会計基準とは1年間の企業経営の成果を示す決算書を作成する際のルールのこと。これまで日本の企業は独自のルールを採用してきた。しかし、現在のように経済のグローバル化が進み、海外で事業展開・資金調達をする企業が増えてくると、国ごとに決算書の様式が違う場合、M&Aを仕掛けづらくなるなど、いろいろな支障が出てくる。また、投資家が企業の業績を国際比較したうえで投資判断をすることも困難になる。このため、今では世界で110カ国以上が決算書作成の世界共通ルールである国際会計基準を採用。独自の会計ルールを採用していた米国や日本もこれを採用しようという流れになっている。日本では2010年3月期の決算から任意での導入が認められ、15~16年ごろには、国際会計基準の導入が全上場企業に義務づけられる予定だ。

では、国際会計基準が導入されると、何が変わるのだろうか。日本の会計と国際会計の一番の違いは最終利益の表し方にある。これまでの日本の会計なら「当期純利益」だったものが、国際会計では「包括利益」となる。

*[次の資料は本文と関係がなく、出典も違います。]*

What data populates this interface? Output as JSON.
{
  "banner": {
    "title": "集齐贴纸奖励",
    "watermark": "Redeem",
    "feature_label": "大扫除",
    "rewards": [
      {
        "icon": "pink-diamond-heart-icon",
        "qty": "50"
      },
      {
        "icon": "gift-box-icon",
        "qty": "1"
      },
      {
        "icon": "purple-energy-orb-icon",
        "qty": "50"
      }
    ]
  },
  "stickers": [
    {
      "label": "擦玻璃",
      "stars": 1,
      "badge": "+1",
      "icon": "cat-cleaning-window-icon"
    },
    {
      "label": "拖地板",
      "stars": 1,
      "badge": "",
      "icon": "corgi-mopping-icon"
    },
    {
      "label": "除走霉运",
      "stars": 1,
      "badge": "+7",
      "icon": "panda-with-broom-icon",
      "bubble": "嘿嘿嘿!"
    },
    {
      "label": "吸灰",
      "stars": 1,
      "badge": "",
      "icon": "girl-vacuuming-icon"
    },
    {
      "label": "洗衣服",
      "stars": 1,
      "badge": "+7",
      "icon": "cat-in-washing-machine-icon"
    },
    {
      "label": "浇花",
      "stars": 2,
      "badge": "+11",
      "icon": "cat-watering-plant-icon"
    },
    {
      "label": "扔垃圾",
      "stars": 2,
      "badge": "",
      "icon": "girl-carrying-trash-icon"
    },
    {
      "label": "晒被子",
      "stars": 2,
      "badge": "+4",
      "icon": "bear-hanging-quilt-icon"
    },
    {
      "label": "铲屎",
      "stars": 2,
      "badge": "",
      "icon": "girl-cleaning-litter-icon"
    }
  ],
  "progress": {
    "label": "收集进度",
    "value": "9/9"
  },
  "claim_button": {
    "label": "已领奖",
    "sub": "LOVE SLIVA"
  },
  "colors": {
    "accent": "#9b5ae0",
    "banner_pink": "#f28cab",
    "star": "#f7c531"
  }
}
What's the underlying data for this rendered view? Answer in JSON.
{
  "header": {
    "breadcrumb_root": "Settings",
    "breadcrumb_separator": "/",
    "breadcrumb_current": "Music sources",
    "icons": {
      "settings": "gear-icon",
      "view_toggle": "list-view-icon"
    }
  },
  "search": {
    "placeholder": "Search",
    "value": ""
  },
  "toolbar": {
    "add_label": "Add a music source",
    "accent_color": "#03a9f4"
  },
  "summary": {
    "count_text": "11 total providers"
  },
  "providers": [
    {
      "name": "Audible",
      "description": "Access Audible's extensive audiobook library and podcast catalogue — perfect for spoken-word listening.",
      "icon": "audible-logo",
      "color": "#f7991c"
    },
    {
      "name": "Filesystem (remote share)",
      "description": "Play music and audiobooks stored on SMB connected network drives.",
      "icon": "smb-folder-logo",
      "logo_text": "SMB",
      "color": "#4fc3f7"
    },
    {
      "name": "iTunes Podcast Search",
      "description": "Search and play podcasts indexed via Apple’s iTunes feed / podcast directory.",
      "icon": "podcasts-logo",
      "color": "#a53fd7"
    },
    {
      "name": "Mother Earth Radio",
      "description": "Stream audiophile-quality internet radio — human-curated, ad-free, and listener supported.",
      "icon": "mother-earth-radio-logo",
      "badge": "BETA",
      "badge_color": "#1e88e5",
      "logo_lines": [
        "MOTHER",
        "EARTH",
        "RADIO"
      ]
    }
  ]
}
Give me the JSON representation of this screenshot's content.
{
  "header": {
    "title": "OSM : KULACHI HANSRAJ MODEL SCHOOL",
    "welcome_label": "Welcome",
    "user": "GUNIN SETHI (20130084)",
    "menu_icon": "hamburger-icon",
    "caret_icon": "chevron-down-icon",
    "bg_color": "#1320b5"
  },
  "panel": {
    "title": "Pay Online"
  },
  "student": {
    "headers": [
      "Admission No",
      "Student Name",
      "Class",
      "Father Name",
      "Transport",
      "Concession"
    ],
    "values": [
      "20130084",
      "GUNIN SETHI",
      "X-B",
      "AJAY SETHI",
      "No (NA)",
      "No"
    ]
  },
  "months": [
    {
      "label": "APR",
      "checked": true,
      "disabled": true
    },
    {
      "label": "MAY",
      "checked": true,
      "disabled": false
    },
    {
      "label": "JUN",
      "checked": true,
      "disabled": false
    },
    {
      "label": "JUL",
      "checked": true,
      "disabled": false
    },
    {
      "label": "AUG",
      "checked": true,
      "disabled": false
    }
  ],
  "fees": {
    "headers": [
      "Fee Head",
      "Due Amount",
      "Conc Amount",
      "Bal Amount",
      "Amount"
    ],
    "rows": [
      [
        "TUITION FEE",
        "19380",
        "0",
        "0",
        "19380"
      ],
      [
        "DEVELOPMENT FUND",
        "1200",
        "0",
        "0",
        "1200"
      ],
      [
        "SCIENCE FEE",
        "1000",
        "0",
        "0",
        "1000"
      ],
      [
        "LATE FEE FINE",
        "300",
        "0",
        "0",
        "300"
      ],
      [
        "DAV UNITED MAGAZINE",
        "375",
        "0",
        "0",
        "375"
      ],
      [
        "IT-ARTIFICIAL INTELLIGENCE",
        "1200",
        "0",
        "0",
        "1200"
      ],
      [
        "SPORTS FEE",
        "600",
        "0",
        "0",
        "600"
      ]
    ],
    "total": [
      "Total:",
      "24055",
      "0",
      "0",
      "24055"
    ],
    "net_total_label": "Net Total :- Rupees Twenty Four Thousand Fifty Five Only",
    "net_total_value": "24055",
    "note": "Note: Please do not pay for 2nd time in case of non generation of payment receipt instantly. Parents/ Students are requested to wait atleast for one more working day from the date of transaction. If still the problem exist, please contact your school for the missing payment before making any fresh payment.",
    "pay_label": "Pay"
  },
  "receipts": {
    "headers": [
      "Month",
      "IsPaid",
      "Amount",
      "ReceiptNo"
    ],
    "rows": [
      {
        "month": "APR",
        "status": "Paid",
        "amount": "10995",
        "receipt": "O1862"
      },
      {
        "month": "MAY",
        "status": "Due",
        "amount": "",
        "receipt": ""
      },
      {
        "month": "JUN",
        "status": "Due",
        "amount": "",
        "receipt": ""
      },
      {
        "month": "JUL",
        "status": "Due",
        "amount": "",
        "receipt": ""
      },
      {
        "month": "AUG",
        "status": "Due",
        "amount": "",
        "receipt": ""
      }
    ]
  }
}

包括利益とは、本業の利益から法人税などを差し引いた当期純利益に、さらに企業が保有する株式の評価損益などを含めたもの。つまり企業が保有している株が下落した場合、当期純利益には反映されないが、包括利益には反映され、当期純利益に比べ包括利益は小さくなってしまう。

そのため、国際会計基準が導入されると、本業の収益を中心にした単年度業績で評価されがちな現状に比べ、企業の保有資産全体の増減で評価されるようになる。つまり、企業は本業に力を入れるだけでなく、保有するリスク資産の動向にもこれまで以上の目配りが求められるようになるのである。